Climate science denial backers
A couple of names on the list revealed by Open Democracy have ties to the UK’s principal climate science denial campaign group, the Global Warming Policy Foundation (GWPF).
Michael Hintze is a long-standing Tory donor, who also bankrolled the Vote Leave campaign. He is one of the few known GWPF funders. He has also given significant sums to MPs with questionable climate credentials, including Boris Johnson.
Hintze is a trustee of the Institute of Economic Affairs (IEA), a lobby group with strong ties to other pro-Brexit, pro-market deregulation, anti-environmental groups based out of offices in and around 55 Tufton Street. The IEA is funded by BP and tobacco firms, among others.
Hintze was instrumental in setting up Atlantic Bridge, a thinktank founded by former International Trade Secretary Liam Fox. In 2007, the group established a special partnership with US free-market lobby group the American Legislative Exchange Council (ALEC), known for its efforts to quash climate policy. The group dissolved in 2011 after a Charity Commission investigation concluded Atlantic Bridge had been undertaking overly political work.

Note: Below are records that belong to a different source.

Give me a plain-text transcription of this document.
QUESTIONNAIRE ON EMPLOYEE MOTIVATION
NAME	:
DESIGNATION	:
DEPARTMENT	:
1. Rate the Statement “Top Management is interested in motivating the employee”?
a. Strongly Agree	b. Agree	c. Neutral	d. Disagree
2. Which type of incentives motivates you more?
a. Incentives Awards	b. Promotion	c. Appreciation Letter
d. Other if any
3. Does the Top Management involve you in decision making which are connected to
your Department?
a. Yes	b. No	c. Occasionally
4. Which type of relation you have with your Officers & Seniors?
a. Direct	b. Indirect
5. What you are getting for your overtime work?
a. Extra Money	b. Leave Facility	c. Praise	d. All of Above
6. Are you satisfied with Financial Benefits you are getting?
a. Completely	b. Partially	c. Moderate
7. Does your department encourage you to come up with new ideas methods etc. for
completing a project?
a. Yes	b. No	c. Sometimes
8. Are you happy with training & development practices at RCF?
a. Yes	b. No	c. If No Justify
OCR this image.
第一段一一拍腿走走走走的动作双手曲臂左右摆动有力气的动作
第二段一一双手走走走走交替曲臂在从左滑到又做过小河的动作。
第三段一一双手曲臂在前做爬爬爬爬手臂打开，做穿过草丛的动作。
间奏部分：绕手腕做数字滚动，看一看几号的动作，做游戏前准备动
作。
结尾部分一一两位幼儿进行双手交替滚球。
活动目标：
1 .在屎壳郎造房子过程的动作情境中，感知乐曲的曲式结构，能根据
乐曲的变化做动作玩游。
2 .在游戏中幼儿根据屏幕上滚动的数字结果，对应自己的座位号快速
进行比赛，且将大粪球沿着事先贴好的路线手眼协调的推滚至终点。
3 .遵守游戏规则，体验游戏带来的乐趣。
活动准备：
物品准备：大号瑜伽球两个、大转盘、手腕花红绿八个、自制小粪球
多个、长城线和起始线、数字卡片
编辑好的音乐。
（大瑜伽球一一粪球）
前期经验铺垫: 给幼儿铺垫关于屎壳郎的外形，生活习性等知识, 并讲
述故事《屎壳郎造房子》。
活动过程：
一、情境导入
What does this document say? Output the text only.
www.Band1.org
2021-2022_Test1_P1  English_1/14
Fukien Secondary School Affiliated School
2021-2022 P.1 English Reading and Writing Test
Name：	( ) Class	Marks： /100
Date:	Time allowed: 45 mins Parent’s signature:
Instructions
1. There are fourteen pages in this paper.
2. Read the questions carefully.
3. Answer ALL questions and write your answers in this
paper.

Hintze is also a major donor to the Natural History Museum, which was criticised for naming one of its galleries after him after receiving a £5 million donation given his support for climate science denial.
Read the full openDemocracy investigation –
Revealed: The elite dining club behind £130m+ donations to the Tories
Another Leader’s Group member with ties to the UK’s climate science denial network is David Ord, co-owner of First Corporate Shipping (FCS). Ord co-owns FCS, which is the trading name for Bristol Port, with Terence Mordaunt – a GWPF director.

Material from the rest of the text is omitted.